Tuesday, February 8, 2011

I Couldn't Have Done a Better Job

So I present this article which is a MUST read and touches on the things I've been saying about the market. My job here at WOWS is to find the opportunities and for many, they've found incredible returns. More importantly though is keeping your portfolio intact and while some may think my constant calls for risk management to be inconsequential to performance, look at it this way: You have a $50,000 portfolio, you've lost 50% of it, leaving you $25,000-now you need to generate a 100% gain just to reach break-even; that's how important risk management is and it's the only way to provide for your long term success. Overnight riches are a myth of Wall Street and one best left to others to chase after. Slow and steady wins the race. 


So here's the article.


Some things I'd like to note within it:


With regard to the POMO effect on the markets which is documented:


"Whether or not there is a direct connection between QE and a bid for stocks, the mere fact that the link is so widely believed has played a non-trivial role in the equity markets. Which begs the question: If the markets have risen on this scenario, does it matter whether or not an actual connection exists? After all, millions of investors have been benefiting from the ride. The cynical answer is that it probably does not matter -- if such manipulations could continue in perpetuity. There’s the rub: Nothing continues in perpetuity. "

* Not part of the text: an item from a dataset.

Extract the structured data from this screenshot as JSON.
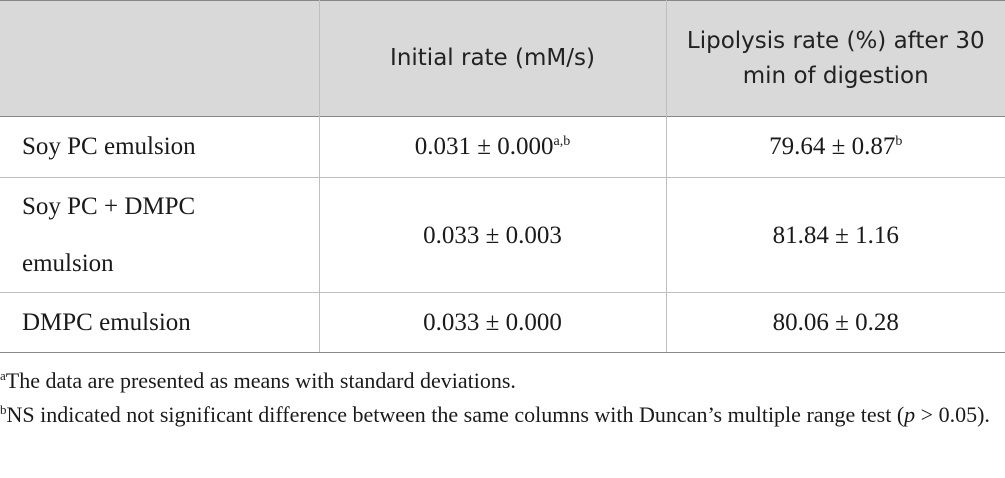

The role of HFT firms undermining the market's structure that has provided for semi-stable markets-at least compared to what we may yet witness:


"Regardless of the Fed’s role, there have been other, more disturbing bits of evidence that we are in a Matrix Market. Exhibit One is the so-called flash crash of May 2010 during which stocks fell by 600 points in five minutes before staging and equally vertiginous recovery. The crash offered evidence that something truly scary lay behind the reassuring façade of buoyant markets. Subsequent investigation revealed that High Frequency Trading, which relies on algorithms to execute super-fast trades, exacerbated the collapse. Revelations about the extraordinary percentage (sometimes over 80%) of trading attributable to HFT programs in stocks such as Citi (C) and AIG (AIG) suggest that the metaphor of a Matrix Market may be literally as well as figuratively true, and also helped explain how a market suffering continuing retail withdrawals could still rise to a multi-year high during a very weak economic recovery. Economist Michael Hudson of the University of Missouri calculated that the average time a stock was held during 2010 was 22 seconds, not exactly buy and hold."


Regarding taking the market's current status quo taken for granted and not being vigilante in exploring and understanding the role various factions play and how it has reshaped the market structure by eliminating the traditional role of market makers to provide liquidity and the trap it sets. (Note this is not bad news if you are prepared for it, it's an opportunity, maybe a once in a lifetime opportunity)


"The recent example of the auction-rate securities market shows that fake markets can seduce and then trap the most sophisticated investors. Adapted for municipal finance in 1988 by Goldman Sachs (GS), the market grew to about $300 billion before it collapsed amid a series of failed auctions when the main players -- Citi, UBS (UBS), Morgan Stanley (MS), and Merrill Lynch (MER) -- pulled back from their practice of being the bidders of last resort."


"Those who paid attention (which did not include me) saved themselves much grief. Others remained oblivious for 11 months before the axe fell, and when it fell, it fell suddenly -"


"In hindsight it’s obvious that during that “dead man walking” period it wasn't in any underwriter's or broker’s interest to say that the ground had fatally shifted under what had been a highly profitable market."